There are a lot of women and men these days who have chosen not to breed, but to commit to looking after a four-legged baby instead. Lots of people have made, and are making this choice. And before anyone posits the question ‘what does your mama say about it all?’, my mama was quite happy to say that she had a furry, four-legged grandchild, and she was more than happy that Parker is the only sort of grandkid she was going to get out of me.
So, my beautiful, furry, lil ol’ lady Border Collie now sits in her pewter cremation urn on a special cabinet that I bought, and placed exactly where her poochy mattress used to be beside my recliner.

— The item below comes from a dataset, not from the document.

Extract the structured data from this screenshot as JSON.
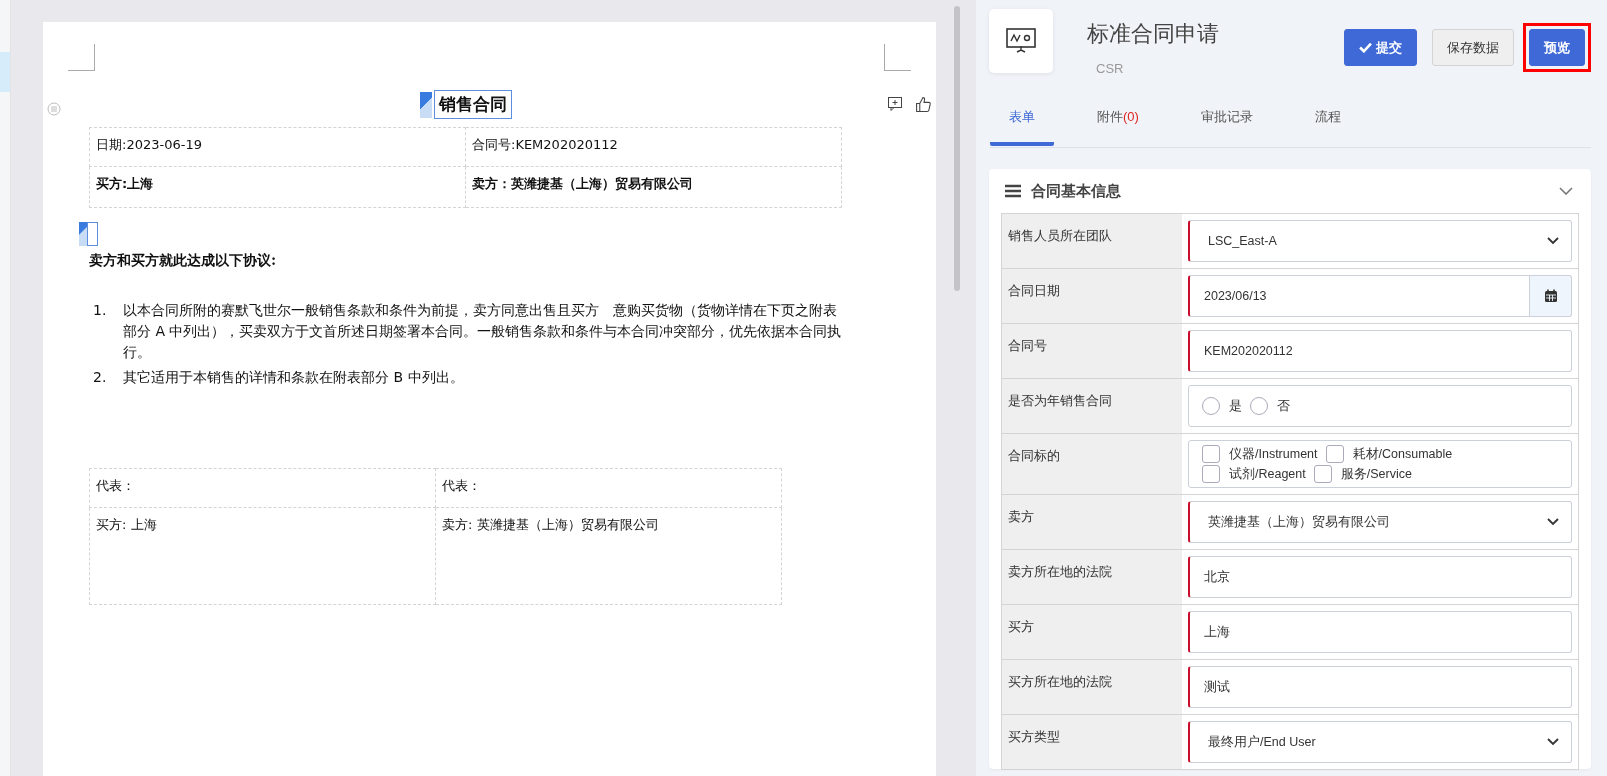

I can still hear her around the house, I can still smell her, and every now and then I swear I can see her out of the corner of my eye as she wanders around beside us. I’m functioning on automatic pilot, and there are occasions where I’ve gone to tell her that it’s time for dinner, or panicked that I haven’t shut the gate quick enough, or I’ve looked around the yard or the patio to find her or let her into the house . . . and she hasn’t been there, looking at me with the most beautiful brown eyes I’ve ever seen. I won’t get over her passing quickly or, in fact, any time soon. To be honest, I don’t expect that this is something I’ll ever actually get over. And to my mind, that’s exactly how it should be.
My Parker . . . She was a beautiful, intelligent, sensitive, playful, loving, appreciative, cuddly, smoochy, furry girl. And I miss her to death.